By Lucy Jolliff

After launching on Christmas morning, the James Webb Space Telescope has now reached its destination – approximately 1 million miles away from Earth, where it will stay for at least 10 years. Both the launch, the process of unfolding the telescope and its enormous sun shield apparently went perfectly to plan. Once all the testing and fine-tuning is done over the next few months, it will be set to begin taking photographs, with the first pictures expected in June. The world’s largest space telescope has had an extraordinary journey from the start of its mission which began development in 1996, a launch originally planned for 2007 and a $500 million budget. Countless delays followed, and construction was eventually completed in 2016, whereupon testing could begin.

Testing the telescope so thoroughly was vital. The Webb’s predecessor, the Hubble Space Telescope, had repairs performed on it by spacewalking astronauts five times, which was exceptionally difficult to coordinate. For the Webb, though, it will be completely impossible with current technology to conduct any emergency repairs. The Hubble was only 330 miles away from Earth – the Webb is 3000 miles further away. Many of the delays were caused by faults during testing that had to be fixed, repaired, or completely redesigned or replaced – the budget eventually ballooned to $10 billion (£7.5 billion).

The JWST is a true engineering marvel – it will be taking pictures using the infrared spectrum, which means it needs its sunshield (the five layer ‘sail’ it appears to be sat on) to stop infrared radiation from the Sun, or reflected from the Earth and Moon, from reaching it. Each of the five layers of the sunshield is the size of a tennis court and the width of a human hair, making the unfolding process over the weeks following the launch very stressful for the team. And the sunshield is just one of the telescope’s extraordinary components – there are 18 gold-coated beryllium hexagonal mirrors, 21 feet in diameter together, which are controlled with 132 very small motors. The complexity of the unfolding process alone is mind-boggling. After its launch, if 344 actions were not to happen at the right time and in exactly the right order, the entire project could have been ruined. The avoidance of every one of these ‘single points of failure’ is an accomplishment worthy of celebration by itself.

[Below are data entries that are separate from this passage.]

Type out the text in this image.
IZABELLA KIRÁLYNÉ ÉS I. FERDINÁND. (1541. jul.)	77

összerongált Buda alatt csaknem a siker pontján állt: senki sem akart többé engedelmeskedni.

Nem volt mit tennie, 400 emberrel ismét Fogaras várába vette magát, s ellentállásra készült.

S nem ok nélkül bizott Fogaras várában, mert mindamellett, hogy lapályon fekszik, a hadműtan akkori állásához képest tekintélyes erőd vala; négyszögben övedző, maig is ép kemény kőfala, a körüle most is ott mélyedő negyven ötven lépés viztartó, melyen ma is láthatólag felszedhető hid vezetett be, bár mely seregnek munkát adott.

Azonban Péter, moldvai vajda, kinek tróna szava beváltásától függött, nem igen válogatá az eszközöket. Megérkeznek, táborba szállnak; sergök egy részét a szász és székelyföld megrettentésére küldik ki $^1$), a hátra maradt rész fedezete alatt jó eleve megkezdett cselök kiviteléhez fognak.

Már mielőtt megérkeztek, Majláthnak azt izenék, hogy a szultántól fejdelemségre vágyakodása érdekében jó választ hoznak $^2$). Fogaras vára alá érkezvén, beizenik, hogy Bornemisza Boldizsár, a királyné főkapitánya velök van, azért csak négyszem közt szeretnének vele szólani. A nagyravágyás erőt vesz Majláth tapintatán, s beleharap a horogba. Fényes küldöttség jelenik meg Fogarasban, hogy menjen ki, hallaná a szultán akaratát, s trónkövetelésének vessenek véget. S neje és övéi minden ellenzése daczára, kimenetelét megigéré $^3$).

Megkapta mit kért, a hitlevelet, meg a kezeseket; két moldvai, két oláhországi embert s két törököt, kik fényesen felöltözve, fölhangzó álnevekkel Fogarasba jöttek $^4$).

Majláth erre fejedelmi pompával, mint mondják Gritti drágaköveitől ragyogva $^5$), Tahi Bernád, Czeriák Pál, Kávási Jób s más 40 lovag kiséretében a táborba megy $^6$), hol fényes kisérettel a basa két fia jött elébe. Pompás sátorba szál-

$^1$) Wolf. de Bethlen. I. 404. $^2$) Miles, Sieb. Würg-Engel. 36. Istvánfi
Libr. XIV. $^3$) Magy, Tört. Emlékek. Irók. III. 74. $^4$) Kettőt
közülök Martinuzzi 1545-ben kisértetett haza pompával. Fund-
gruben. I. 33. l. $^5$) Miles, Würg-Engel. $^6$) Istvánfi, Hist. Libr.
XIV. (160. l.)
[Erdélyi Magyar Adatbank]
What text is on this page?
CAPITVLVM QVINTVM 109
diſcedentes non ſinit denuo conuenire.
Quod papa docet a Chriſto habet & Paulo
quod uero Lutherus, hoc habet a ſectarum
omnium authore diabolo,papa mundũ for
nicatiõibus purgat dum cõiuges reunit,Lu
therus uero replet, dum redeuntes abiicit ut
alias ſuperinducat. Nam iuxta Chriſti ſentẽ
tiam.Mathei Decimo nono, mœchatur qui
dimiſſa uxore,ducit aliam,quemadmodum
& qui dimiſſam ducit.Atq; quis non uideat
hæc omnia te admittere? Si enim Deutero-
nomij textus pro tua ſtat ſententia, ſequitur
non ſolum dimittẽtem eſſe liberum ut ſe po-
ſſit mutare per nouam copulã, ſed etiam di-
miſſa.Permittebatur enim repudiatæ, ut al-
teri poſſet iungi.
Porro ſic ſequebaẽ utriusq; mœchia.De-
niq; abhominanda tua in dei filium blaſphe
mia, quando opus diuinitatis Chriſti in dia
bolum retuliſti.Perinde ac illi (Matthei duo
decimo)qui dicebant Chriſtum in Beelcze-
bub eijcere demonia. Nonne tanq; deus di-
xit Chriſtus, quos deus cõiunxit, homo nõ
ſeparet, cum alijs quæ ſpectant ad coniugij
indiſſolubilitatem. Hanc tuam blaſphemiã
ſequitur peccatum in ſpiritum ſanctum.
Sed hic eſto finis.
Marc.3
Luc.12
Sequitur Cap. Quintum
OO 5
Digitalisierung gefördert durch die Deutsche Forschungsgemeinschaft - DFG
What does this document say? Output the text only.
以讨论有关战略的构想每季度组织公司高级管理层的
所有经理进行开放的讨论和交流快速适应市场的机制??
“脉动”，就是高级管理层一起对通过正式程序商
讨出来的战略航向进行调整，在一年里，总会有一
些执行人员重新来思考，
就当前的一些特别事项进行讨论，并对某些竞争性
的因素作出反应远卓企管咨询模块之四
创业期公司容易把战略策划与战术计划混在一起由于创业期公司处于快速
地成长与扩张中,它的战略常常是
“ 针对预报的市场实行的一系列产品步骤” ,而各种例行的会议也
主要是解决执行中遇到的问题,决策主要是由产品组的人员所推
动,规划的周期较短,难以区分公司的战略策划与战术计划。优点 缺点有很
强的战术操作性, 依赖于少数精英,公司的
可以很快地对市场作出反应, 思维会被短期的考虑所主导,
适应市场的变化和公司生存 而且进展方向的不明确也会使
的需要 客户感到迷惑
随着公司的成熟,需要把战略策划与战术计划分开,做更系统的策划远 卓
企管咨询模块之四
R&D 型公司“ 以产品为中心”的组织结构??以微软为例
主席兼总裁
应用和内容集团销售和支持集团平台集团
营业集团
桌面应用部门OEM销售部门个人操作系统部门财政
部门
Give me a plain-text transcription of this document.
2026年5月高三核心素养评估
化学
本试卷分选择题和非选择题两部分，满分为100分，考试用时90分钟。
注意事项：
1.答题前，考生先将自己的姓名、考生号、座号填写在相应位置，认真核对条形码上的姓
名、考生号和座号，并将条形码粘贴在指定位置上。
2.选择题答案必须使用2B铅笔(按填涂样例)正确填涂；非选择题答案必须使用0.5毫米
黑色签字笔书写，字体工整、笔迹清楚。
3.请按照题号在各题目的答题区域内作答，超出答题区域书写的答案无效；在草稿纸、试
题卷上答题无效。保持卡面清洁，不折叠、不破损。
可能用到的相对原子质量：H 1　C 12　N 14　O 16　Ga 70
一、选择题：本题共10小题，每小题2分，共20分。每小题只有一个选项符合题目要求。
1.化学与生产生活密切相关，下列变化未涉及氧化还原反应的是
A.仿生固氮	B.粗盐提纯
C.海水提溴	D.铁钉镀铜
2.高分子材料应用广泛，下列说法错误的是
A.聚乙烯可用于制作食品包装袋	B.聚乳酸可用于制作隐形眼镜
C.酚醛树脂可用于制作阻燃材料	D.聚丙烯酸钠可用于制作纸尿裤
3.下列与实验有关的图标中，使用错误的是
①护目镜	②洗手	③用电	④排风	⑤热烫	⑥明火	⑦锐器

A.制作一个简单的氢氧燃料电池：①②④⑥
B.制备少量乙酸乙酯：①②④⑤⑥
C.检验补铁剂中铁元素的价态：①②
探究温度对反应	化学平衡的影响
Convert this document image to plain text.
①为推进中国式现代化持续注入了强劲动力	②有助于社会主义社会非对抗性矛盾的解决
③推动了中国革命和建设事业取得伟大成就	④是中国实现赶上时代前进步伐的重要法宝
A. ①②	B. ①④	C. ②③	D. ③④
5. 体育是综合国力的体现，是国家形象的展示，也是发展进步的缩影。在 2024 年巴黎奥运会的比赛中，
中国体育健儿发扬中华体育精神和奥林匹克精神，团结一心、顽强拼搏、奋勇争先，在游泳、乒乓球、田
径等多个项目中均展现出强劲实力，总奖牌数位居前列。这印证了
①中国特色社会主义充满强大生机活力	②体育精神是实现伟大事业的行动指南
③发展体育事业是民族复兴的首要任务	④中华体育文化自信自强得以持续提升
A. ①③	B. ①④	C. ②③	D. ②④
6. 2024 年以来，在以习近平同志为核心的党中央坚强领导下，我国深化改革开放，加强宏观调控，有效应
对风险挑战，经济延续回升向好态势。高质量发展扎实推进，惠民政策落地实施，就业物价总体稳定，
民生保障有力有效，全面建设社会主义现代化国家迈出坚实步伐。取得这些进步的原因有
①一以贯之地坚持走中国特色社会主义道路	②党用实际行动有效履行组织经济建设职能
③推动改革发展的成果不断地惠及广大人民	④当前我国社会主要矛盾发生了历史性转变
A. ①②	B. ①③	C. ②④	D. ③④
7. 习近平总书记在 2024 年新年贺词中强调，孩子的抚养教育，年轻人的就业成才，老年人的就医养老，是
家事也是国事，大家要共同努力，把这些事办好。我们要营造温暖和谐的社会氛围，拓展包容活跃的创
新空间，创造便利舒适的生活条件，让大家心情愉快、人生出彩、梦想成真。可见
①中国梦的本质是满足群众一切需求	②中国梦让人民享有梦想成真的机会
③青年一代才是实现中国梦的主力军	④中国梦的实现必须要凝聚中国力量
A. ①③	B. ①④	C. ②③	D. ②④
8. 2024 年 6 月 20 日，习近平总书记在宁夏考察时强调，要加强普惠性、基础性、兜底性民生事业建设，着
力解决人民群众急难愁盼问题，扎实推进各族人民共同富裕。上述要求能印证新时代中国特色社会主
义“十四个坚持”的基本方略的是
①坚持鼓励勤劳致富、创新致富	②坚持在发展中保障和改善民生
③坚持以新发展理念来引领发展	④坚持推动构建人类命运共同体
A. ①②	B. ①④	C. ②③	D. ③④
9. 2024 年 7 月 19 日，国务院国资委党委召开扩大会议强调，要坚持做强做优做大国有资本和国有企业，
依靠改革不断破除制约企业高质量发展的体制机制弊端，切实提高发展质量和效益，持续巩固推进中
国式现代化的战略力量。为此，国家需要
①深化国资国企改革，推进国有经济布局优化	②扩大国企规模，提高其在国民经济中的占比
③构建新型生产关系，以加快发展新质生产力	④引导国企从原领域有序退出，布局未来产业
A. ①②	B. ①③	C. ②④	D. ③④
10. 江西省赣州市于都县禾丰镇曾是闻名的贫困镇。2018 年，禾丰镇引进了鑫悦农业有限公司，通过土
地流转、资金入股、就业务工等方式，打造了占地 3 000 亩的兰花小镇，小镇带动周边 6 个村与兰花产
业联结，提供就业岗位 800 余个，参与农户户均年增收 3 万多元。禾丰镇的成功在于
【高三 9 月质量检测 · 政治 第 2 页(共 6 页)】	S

The JWST also represents an extraordinary feat of international cooperation – NASA have taken the lead on the project, but to get it into space they had to enlist the assistance of both the Canadian and the European Space Agencies. The rocket it went up in, the Ariane 5, was European, and scientists and engineers from all over the world have worked on the various instruments inside the telescope. And of course, everything the telescope learns will be shared with the international community, furthering humanity’s understanding of the universe.

The mission has a number of goals most poetically described as ‘telling the story of the universe’. It will be looking for some of the earliest stars to form after the Big Bang, with the hopes of helping scientists figure out how galaxies form and where supermassive black holes come from. ‘Light from the first days of the universe’ sounds like something either biblical or sci-fi, but that’s what this telescope is going to be looking for in particular. Because light takes longer to reach us the further away it is, the JWST’s task to look further into the universe than humanity has ever seen before will also mean looking further back in time than ever before. Hopefully, staring at one tiny spot in space for days on end will enable us to pick up light that has been travelling through the universe for 13.5 billion years.

It will also be looking at exoplanets (planets outside our solar system) and it may be possible to use its photographs to figure out which gases are in their atmospheres – and if those atmospheres are anything like Earth’s. This will help scientists learn how Earth came to develop into a habitable planet, but the idea of other planets humans could potentially live on in the very distant future, or that could house life not dissimilar from life on Earth, is certainly something for science fiction fans to get excited about.

The possibilities for what the James Webb Space Telescope will be able to teach us are nearly endless, and given everything we learnt from the Hubble, people are dreaming big. Its perfect launch means that the most optimistic figures for its lifespan are being considered and given that the Hubble is still operational after more than 30 years, now predicted to last 10-20 more, it may be that the 20 years they’re currently predicting for it could be just the beginning. However, this mission ends, the photos we see in June will be the first of many.